Drink Less Live More

Frequently Asked Questions

1. Do all types of alcohol cause cancer?

It doesn’t matter what type of alcohol you drink – whether it’s beer, wine, spirits or alcopops, the risk is still the same. There is no conclusive evidence to suggest that alcohol can help protect against cancer. Even small amounts of alcohol can increase your risk.

If you choose to drink, Cancer Council Victoria recommends that you drink no more than two standard drinks a day and have at least one or two alcohol-free days a week.

2. What’s worse: binge-drinking or spreading my drinking over the week?

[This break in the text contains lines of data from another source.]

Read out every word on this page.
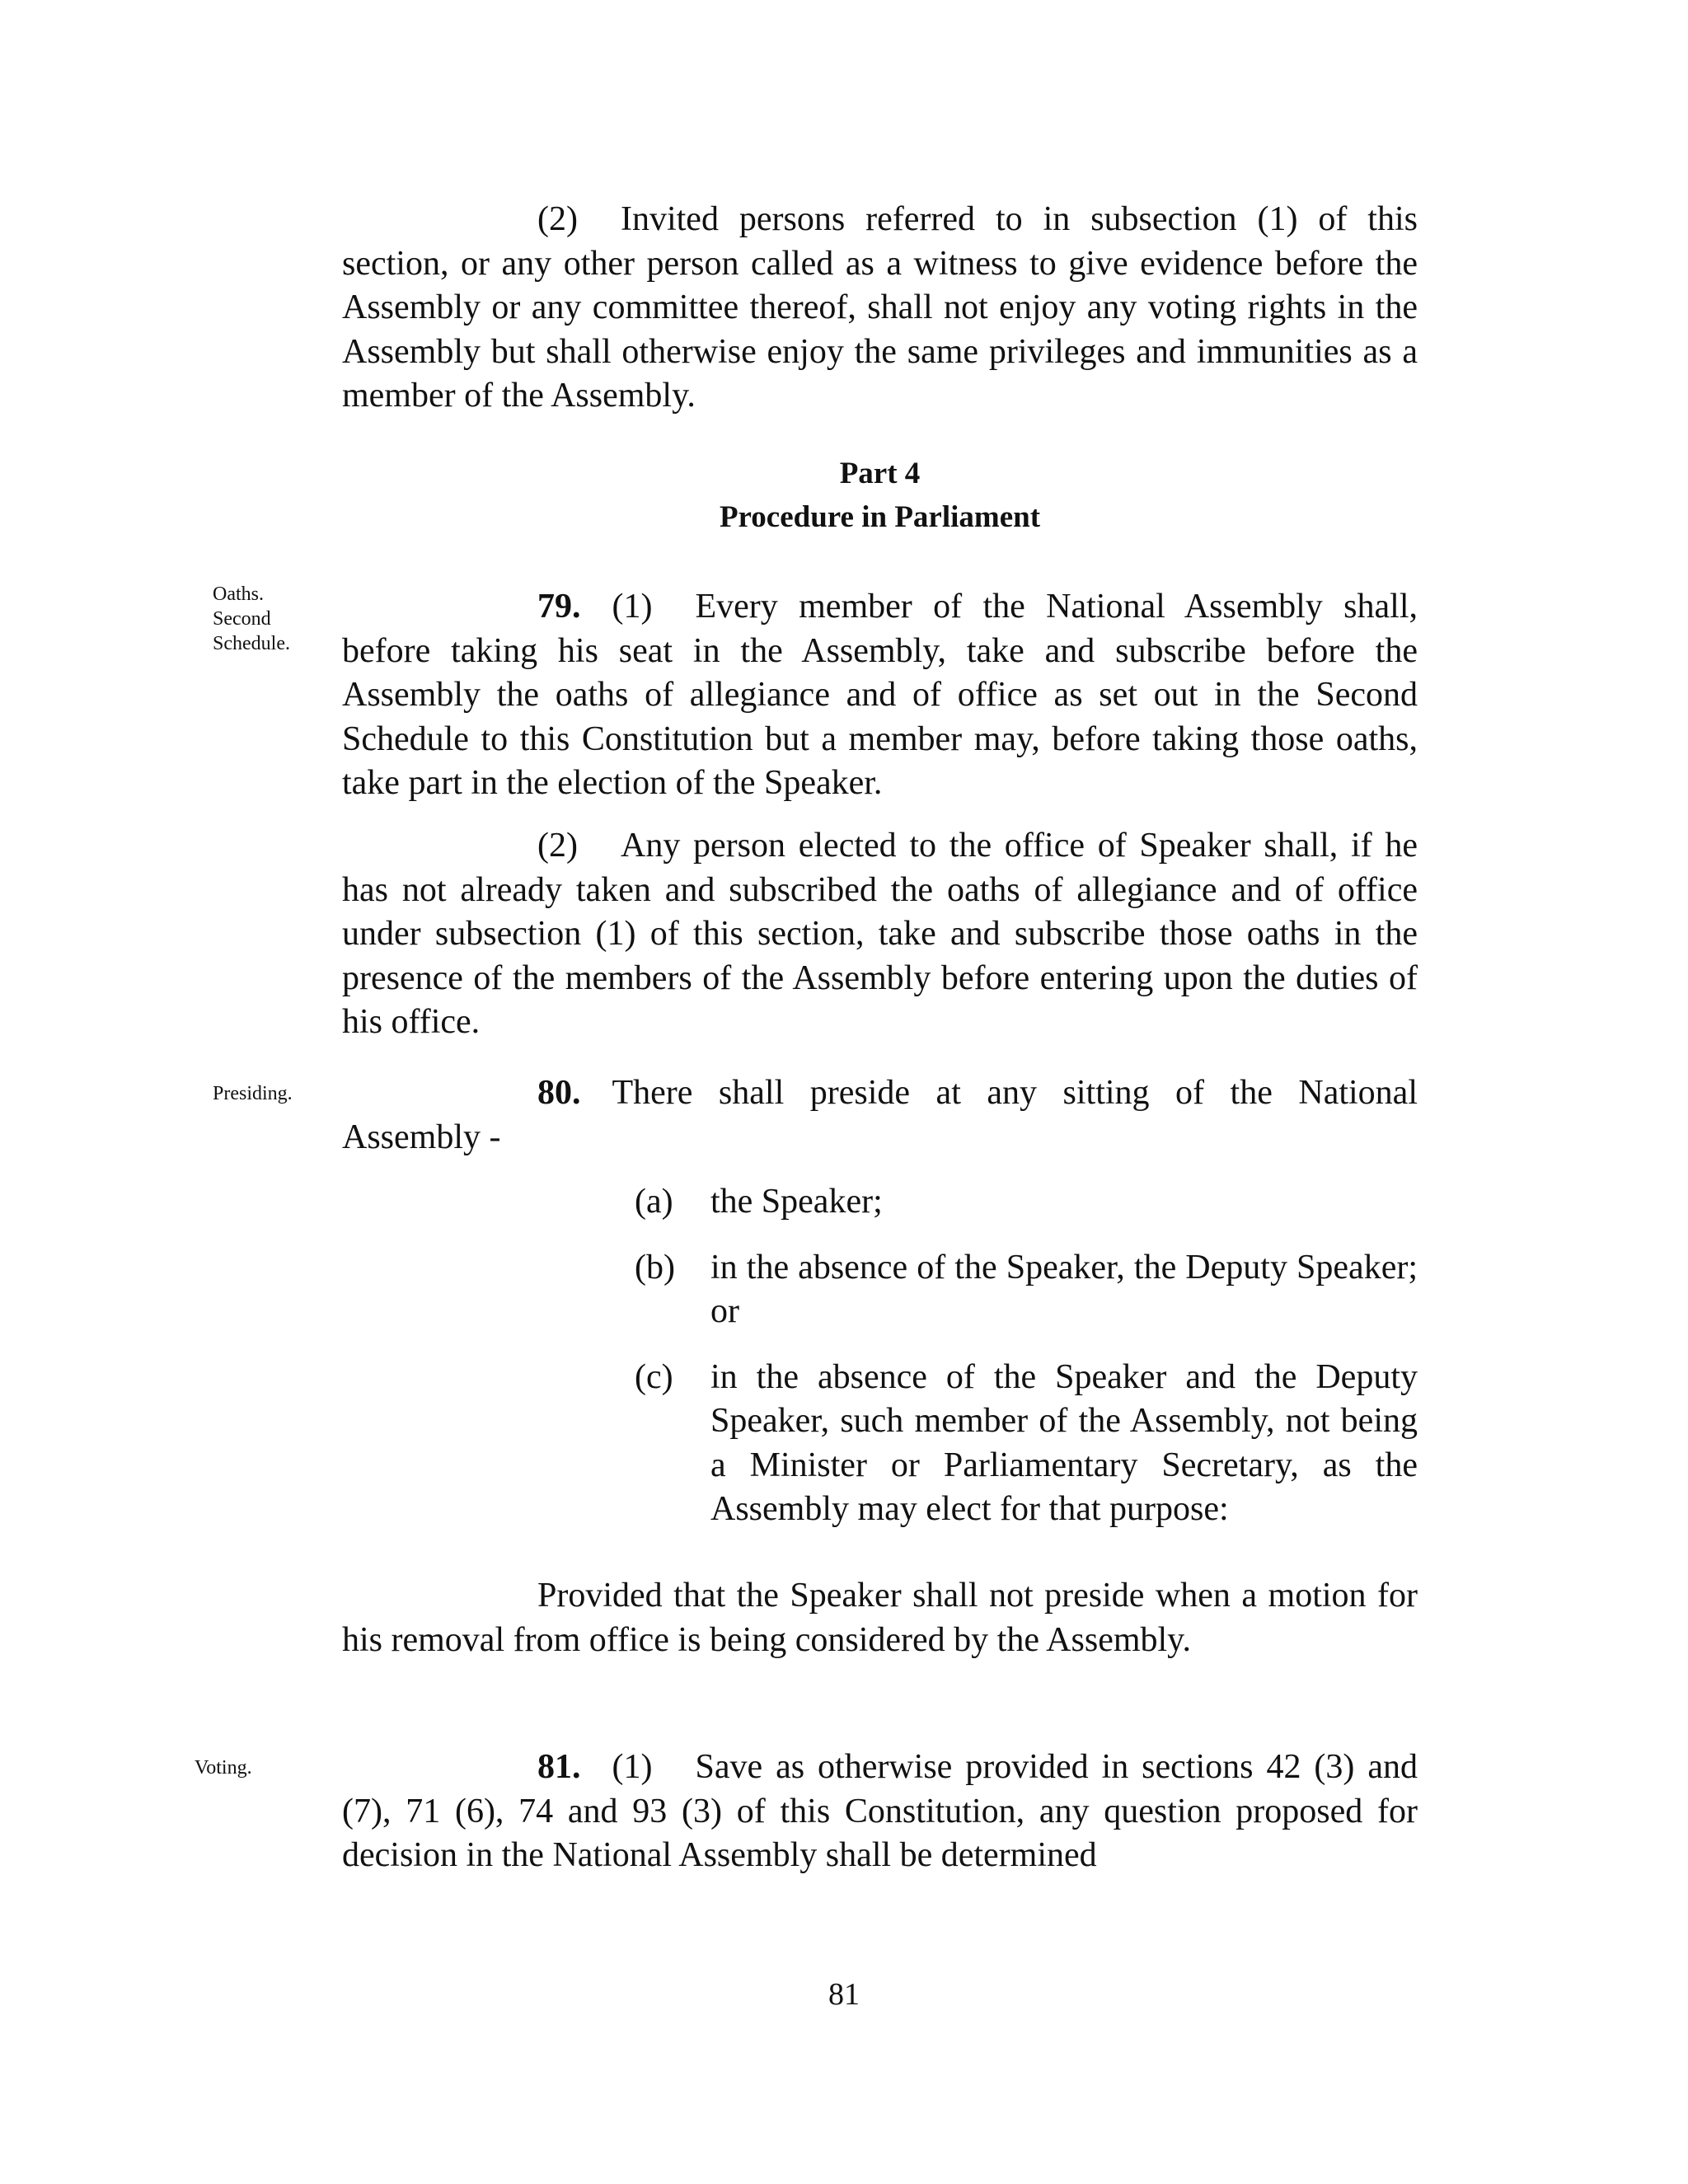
(2) Invited persons referred to in subsection (1) of this section, or any other person called as a witness to give evidence before the Assembly or any committee thereof, shall not enjoy any voting rights in the Assembly but shall otherwise enjoy the same privileges and immunities as a member of the Assembly.
Part 4
Procedure in Parliament
Oaths.
Second
Schedule.
79. (1) Every member of the National Assembly shall, before taking his seat in the Assembly, take and subscribe before the Assembly the oaths of allegiance and of office as set out in the Second Schedule to this Constitution but a member may, before taking those oaths, take part in the election of the Speaker.
(2) Any person elected to the office of Speaker shall, if he has not already taken and subscribed the oaths of allegiance and of office under subsection (1) of this section, take and subscribe those oaths in the presence of the members of the Assembly before entering upon the duties of his office.
Presiding.	80. There shall preside at any sitting of the National Assembly -
(a) the Speaker;
(b) in the absence of the Speaker, the Deputy Speaker; or
(c) in the absence of the Speaker and the Deputy Speaker, such member of the Assembly, not being a Minister or Parliamentary Secretary, as the Assembly may elect for that purpose:
Provided that the Speaker shall not preside when a motion for his removal from office is being considered by the Assembly.
Voting.	81. (1) Save as otherwise provided in sections 42 (3) and (7), 71 (6), 74 and 93 (3) of this Constitution, any question proposed for decision in the National Assembly shall be determined
81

There is no direct evidence to suggest there is a direct link between single binge-drinking episodes and cancer. However, we do know that the cumulative effect of alcohol consumption over many years is what places you at risk of cancer. The more you drink, the greater your risk.

Drinking moderate amounts of alcohol regularly increases your risk of developing some types of cancer as well as stroke, liver disease, mental health problems and alcohol dependence. To reduce your risk of long term harm, limit your drinking to no more than two standard drinks per day. 

Drinking large amounts of alcohol over a short period of time will put you at risk of short- term harms like accidents and injuries, vomiting, hangovers and blackouts. To reduce your risk of short-term harm, limit your drinking to four standard drinks on a single occasion.

3. Are there any health benefits to drinking alcohol?

Any claims that there are direct health benefits from drinking alcohol should be treated with extreme caution. Research published recently in The British Medical Journal actually suggests that drinking alcohol provides little to no protection against disease.

There is no conclusive evidence that consuming alcohol can reduce your cancer risk. In fact, there is a clear link between the amount of alcohol that someone drinks and their chances of developing some cancers. There is convincing evidence that alcohol is a cause of cancer of the liver, throat, bowel (in men), and breast (in women) and probable evidence that alcohol increases the risk of bowel cancer in women, and stomach cancer. The level of risk increases as consumption increases.

Even moderate alcohol consumption may increase your risk of cancer, particularly if you drink regularly over a long period. For those who do drink, the key is to limit alcohol consumption.

If you choose to drink alcohol, Cancer Council recommends that you drink only within the national guideline for low risk alcohol consumption, which is to consume no more than two standard drinks a day.